The problem really stems from a market that has, in my mind, grown up far too quickly. With so many terms for HD and different resolutions, the HD Ready badge was created very much in the same way as the Vista Ready/Capable badge for PCs was before the operating system launched in 2006.
At the time Microsoft created the badge so PC manufacturers could let people know that the computer they were buying would run the new operating system so they didn’t stall the market and not buy until the new OS hit the shops.
Seeing this "sort of work", television manufacturers created a badge of their own, slapped "HD Ready" on it and left the worry about finalising the formats to later down the line.
So "HD Ready" actually covers 720p, 1080i and 1080p which, while a lot of numbers, is not something the average consumer is going to notice on their 40-inch television. But once 1080p became the defacto for big televisions sets what badge are you going to put on then?

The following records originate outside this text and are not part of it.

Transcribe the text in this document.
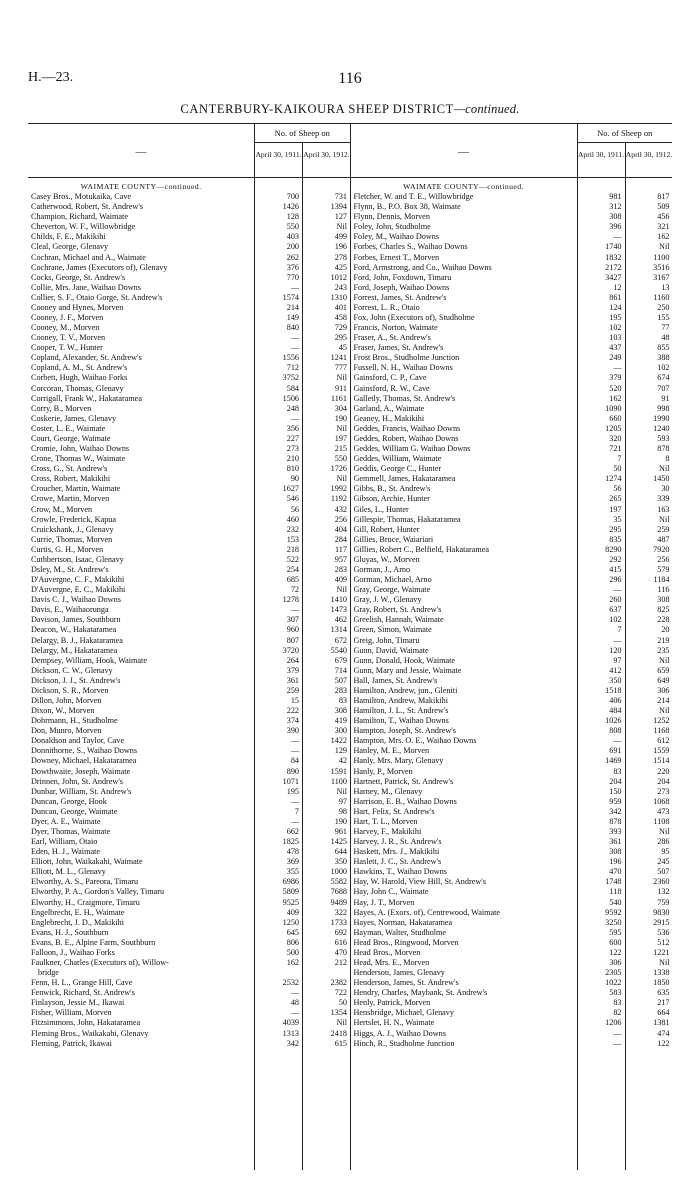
H.—23.	116
CANTERBURY-KAIKOURA SHEEP DISTRICT—continued.
—
No. of Sheep on
April 30, 1911. April 30, 1912.
WAIMATE COUNTY—continued.
Casey Bros., Motukaika, Cave	700	731
Catherwood, Robert, St. Andrew's	1426	1394
Champion, Richard, Waimate	128	127
Cheverton, W. F., Willowbridge	550	Nil
Childs, F. E., Makikihi	403	499
Cleal, George, Glenavy	200	196
Cochran, Michael and A., Waimate	262	278
Cochrane, James (Executors of), Glenavy	376	425
Cocks, George, St. Andrew's	770	1012
Collie, Mrs. Jane, Waihao Downs	—	243
Collier, S. F., Otaio Gorge, St. Andrew's	1574	1310
Cooney and Hynes, Morven	214	401
Cooney, J. F., Morven	149	458
Cooney, M., Morven	840	729
Cooney, T. V., Morven	—	295
Cooper, T. W., Hunter	—	45
Copland, Alexander, St. Andrew's	1556	1241
Copland, A. M., St. Andrew's	712	777
Corbett, Hugh, Waihao Forks	3752	Nil
Corcoran, Thomas, Glenavy	584	911
Corrigall, Frank W., Hakataramea	1506	1161
Corry, B., Morven	248	304
Coskerie, James, Glenavy	—	190
Coster, L. E., Waimate	356	Nil
Court, George, Waimate	227	197
Cromie, John, Waihao Downs	273	215
Crone, Thomas W., Waimate	210	550
Cross, G., St. Andrew's	810	1726
Cross, Robert, Makikihi	90	Nil
Croucher, Martin, Waimate	1627	1992
Crowe, Martin, Morven	546	1192
Crow, M., Morven	56	432
Crowle, Frederick, Kapua	460	256
Cruickshank, J., Glenavy	232	404
Currie, Thomas, Morven	153	284
Curtis, G. H., Morven	218	117
Cuthbertson, Isaac, Glenavy	522	957
Dsley, M., St. Andrew's	254	283
D'Auvergne, C. F., Makikihi	685	409
D'Auvergne, E. C., Makikihi	72	Nil
Davis C. J., Waihao Downs	1278	1410
Davis, E., Waihaorunga	—	1473
Davison, James, Southburn	307	462
Deacon, W., Hakataramea	960	1314
Delargy, B. J., Hakataramea	807	672
Delargy, M., Hakataramea	3720	5540
Dempsey, William, Hook, Waimate	264	679
Dickson, C. W., Glenavy	379	714
Dickson, J. J., St. Andrew's	361	507
Dickson, S. R., Morven	259	283
Dillon, John, Morven	15	83
Dixon, W., Morven	222	308
Dohrmann, H., Studholme	374	419
Don, Munro, Morven	390	300
Donaldson and Taylor, Cave	—	1422
Donnithorne, S., Waihao Downs	—	129
Downey, Michael, Hakataramea	84	42
Dowthwaite, Joseph, Waimate	890	1591
Drinnen, John, St. Andrew's	1071	1100
Dunbar, William, St. Andrew's	195	Nil
Duncan, George, Hook	—	97
Duncan, George, Waimate	7	98
Dyer, A. E., Waimate	—	190
Dyer, Thomas, Waimate	662	961
Earl, William, Otaio	1825	1425
Eden, H. J., Waimate	478	644
Elliott, John, Waikakahi, Waimate	369	350
Elliott, M. L., Glenavy	355	1000
Elworthy, A. S., Pareora, Timaru	6986	5582
Elworthy, P. A., Gordon's Valley, Timaru	5809	7688
Elworthy, H., Craigmore, Timaru	9525	9489
Engelbrecht, E. H., Waimate	409	322
Englebrecht, J. D., Makikihi	1250	1733
Evans, H. J., Southburn	645	692
Evans, B. E., Alpine Farm, Southburn	806	616
Falloon, J., Waihao Forks	500	470
Faulkner, Charles (Executors of), Willow-	162	212
bridge
Fenn, H. L., Grange Hill, Cave	2532	2382
Fenwick, Richard, St. Andrew's	—	722
Finlayson, Jessie M., Ikawai	48	50
Fisher, William, Morven	—	1354
Fitzsimmons, John, Hakataramea	4039	Nil
Fleming Bros., Waikakahi, Glenavy	1313	2418
Fleming, Patrick, Ikawai	342	615
—
No. of Sheep on
April 30, 1911. April 30, 1912.
WAIMATE COUNTY—continued.
Fletcher, W. and T. E., Willowbridge	981	817
Flynn, B., P.O. Box 38, Waimate	312	509
Flynn, Dennis, Morven	308	456
Foley, John, Studholme	396	321
Foley, M., Waihao Downs	—	162
Forbes, Charles S., Waihao Downs	1740	Nil
Forbes, Ernest T., Morven	1832	1100
Ford, Armstrong, and Co., Waihao Downs	2172	3516
Ford, John, Foxdown, Timaru	3427	3167
Ford, Joseph, Waihao Downs	12	13
Forrest, James, St. Andrew's	861	1160
Forrest, L. R., Otaio	124	250
Fox, John (Executors of), Studholme	195	155
Francis, Norton, Waimate	102	77
Fraser, A., St. Andrew's	103	48
Fraser, James, St. Andrew's	437	855
Frost Bros., Studholme Junction	249	388
Fussell, N. H., Waihao Downs	—	102
Gainsford, C. P., Cave	379	674
Gainsford, R. W., Cave	520	707
Galletly, Thomas, St. Andrew's	162	91
Garland, A., Waimate	1090	998
Geaney, H., Makikihi	660	1990
Geddes, Francis, Waihao Downs	1205	1240
Geddes, Robert, Waihao Downs	320	593
Geddes, William G. Waihao Downs	721	878
Geddes, William, Waimate	7	8
Geddis, George C., Hunter	50	Nil
Gemmell, James, Hakataramea	1274	1450
Gibbs, B., St. Andrew's	56	30
Gibson, Archie, Hunter	265	339
Giles, L., Hunter	197	163
Gillespie, Thomas, Hakataramea	35	Nil
Gill, Robert, Hunter	295	259
Gillies, Bruce, Waiariari	835	487
Gillies, Robert C., Belfield, Hakataramea	8290	7920
Gluyas, W., Morven	292	256
Gorman, J., Arno	415	579
Gorman, Michael, Arno	296	1184
Gray, George, Waimate	—	116
Gray, J. W., Glenavy	260	308
Gray, Robert, St. Andrew's	637	825
Greelish, Hannah, Waimate	102	228
Green, Simon, Waimate	7	20
Greig, John, Timaru	—	219
Gunn, David, Waimate	120	235
Gunn, Donald, Hook, Waimate	97	Nil
Gunn, Mary and Jessie, Waimate	412	659
Hall, James, St. Andrew's	350	649
Hamilton, Andrew, jun., Gleniti	1518	306
Hamilton, Andrew, Makikihi	406	214
Hamilton, J. L., St. Andrew's	484	Nil
Hamilton, T., Waihao Downs	1026	1252
Hampton, Joseph, St. Andrew's	808	1168
Hampton, Mrs. O. E., Waihao Downs	—	612
Hanley, M. E., Morven	691	1559
Hanly, Mrs. Mary, Glenavy	1469	1514
Hanly, P., Morven	83	220
Hartnett, Patrick, St. Andrew's	204	204
Harney, M., Glenavy	150	273
Harrison, E. B., Waihao Downs	959	1068
Hart, Felix, St. Andrew's	342	473
Hart, T. L., Morven	878	1108
Harvey, F., Makikihi	393	Nil
Harvey, J. R., St. Andrew's	361	286
Haskett, Mrs. J., Makikihi	308	95
Haslett, J. C., St. Andrew's	196	245
Hawkins, T., Waihao Downs	470	507
Hay, W. Harold, View Hill, St. Andrew's	1748	2360
Hay, John C., Waimate	118	132
Hay, J. T., Morven	540	759
Hayes, A. (Exors. of), Centrewood, Waimate	9592	9830
Hayes, Norman, Hakataramea	3250	2915
Hayman, Walter, Studholme	595	536
Head Bros., Ringwood, Morven	600	512
Head Bros., Morven	122	1221
Head, Mrs. E., Morven	306	Nil
Henderson, James, Glenavy	2305	1338
Henderson, James, St. Andrew's	1022	1850
Hendry, Charles, Maybank, St. Andrew's	583	635
Henly, Patrick, Morven	83	217
Hensbridge, Michael, Glenavy	82	664
Hertslet, H. N., Waimate	1206	1381
Higgs, A. J., Waihao Downs	—	474
Hinch, R., Studholme Junction	—	122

True HD, Real HD and Full HD of course. Confused yet?
Going back to the numbers game above, it is also confusing that Sky's HD service for example is 720p because 1080p would be too big/costly to pump through the air especially for sporting events. Then came the additional costs of 1080p over 1080i meaning some manufacturers like Toshiba even released HD DVD players that weren't Full HD (1080p) so they could save a few quid and offer a lower priced unit for those that, to be honest, wouldn't tell the difference.
So when LG, on a slow news day keen to tell the world that it makes "HD Ready", "Full HD", televisions came out with some independent research, I'm not surprised. LG is quite right in saying that education is needed - even if it just means that terms created by some clever marketing person are demystified.
But an Ofcom report into HD Ready TV sets last November suggested that it is perhaps the people selling the TVs that need educating as well, and that may be a better place to start than trying to get the whole of the British population onboard.
With HD being the home entertainment word of the moment, we are seeing a wider bandying around of these HD terms across the range, from 20-inch LCD televisions to 60-inch plasmas, from upscaling Freeview boxes to games consoles, from DVD players to Blu-ray players. More often than not, HD badges are being used to sell a product, rather than tell the customer what they are buying.
You can bet that if you head into your "a n other high street electrical store" on a Saturday morning you'll get hundreds of consumers up and down the land putting their faith in the hands of a Saturday boy that really doesn't have a clue what any of the acronyms are, just that he'll get a better bonus if he sells "that one on the second row".
So what's the answer? Well I think the industry needs to sit down and make an open standard of slogans, phrases and guidelines so that we all know what we are talking about, rather than trying to come up with their own marketing terms for what, eventually, means the same thing, or more severely makes you think you are buying something you are not.